Tennessee state Rep. William Lamberth echoed the comments from Walsh and Zachary.
“Glad that VUMC has paused surgeries for children at their transgender clinic,” he said in a statement of his own. “This is a win for the safety of our children, but we’re committed to ensuring this never happens in Tennessee again.”
Brent Leatherwood, president of the Southern Baptist Convention’s Ethics and Religious Liberty Commission, has not yet responded to the update from VUMC, but he was among the first Christian leaders to condemn the medical center for its willingness to offer life-and body-altering procedures and treatments to minors in the name of transgenderism.
He was especially concerned about VUMC’s apparent unwillingness to accommodate those whose religious convictions barred them from participating in such surgeries and therapies.
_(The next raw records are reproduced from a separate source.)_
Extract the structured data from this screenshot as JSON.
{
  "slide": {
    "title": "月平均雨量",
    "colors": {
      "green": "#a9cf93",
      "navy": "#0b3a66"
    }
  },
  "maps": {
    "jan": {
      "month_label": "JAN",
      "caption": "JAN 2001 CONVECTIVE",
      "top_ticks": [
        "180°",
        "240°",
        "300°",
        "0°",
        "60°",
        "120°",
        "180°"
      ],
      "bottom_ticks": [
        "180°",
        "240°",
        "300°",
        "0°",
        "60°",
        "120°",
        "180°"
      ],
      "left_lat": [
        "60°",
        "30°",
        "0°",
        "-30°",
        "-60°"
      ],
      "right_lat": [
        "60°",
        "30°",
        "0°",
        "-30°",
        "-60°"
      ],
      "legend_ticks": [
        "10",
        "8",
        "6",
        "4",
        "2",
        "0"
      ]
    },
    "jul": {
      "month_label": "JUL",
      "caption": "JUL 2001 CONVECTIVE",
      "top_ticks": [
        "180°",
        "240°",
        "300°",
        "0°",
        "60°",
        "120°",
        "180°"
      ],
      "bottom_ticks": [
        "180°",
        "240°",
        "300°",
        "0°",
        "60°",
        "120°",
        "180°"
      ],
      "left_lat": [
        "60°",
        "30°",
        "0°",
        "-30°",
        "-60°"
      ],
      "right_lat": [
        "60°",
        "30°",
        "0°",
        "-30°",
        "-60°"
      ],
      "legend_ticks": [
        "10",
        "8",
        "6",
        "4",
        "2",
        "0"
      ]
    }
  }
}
“Steamrolling those individuals’ convictions, especially when it involved children, should be a concern for every one of us,” he wrote in September. “All of this is specifically why Christians must be ready, at all times, to proclaim the goodness of God’s design for male and female (Gen 1:27) and how that design is meant for our flourishing. And let us be resolute that ‘God alone is Lord of the conscience.'”
He added, “This is what undergirds our Commission’s work on behalf of our churches to strongly oppose such things as the Transgender Mandate and other related initiatives that threaten conscience rights, religious freedom, and, as we’ve seen here, cause irreparable harm.”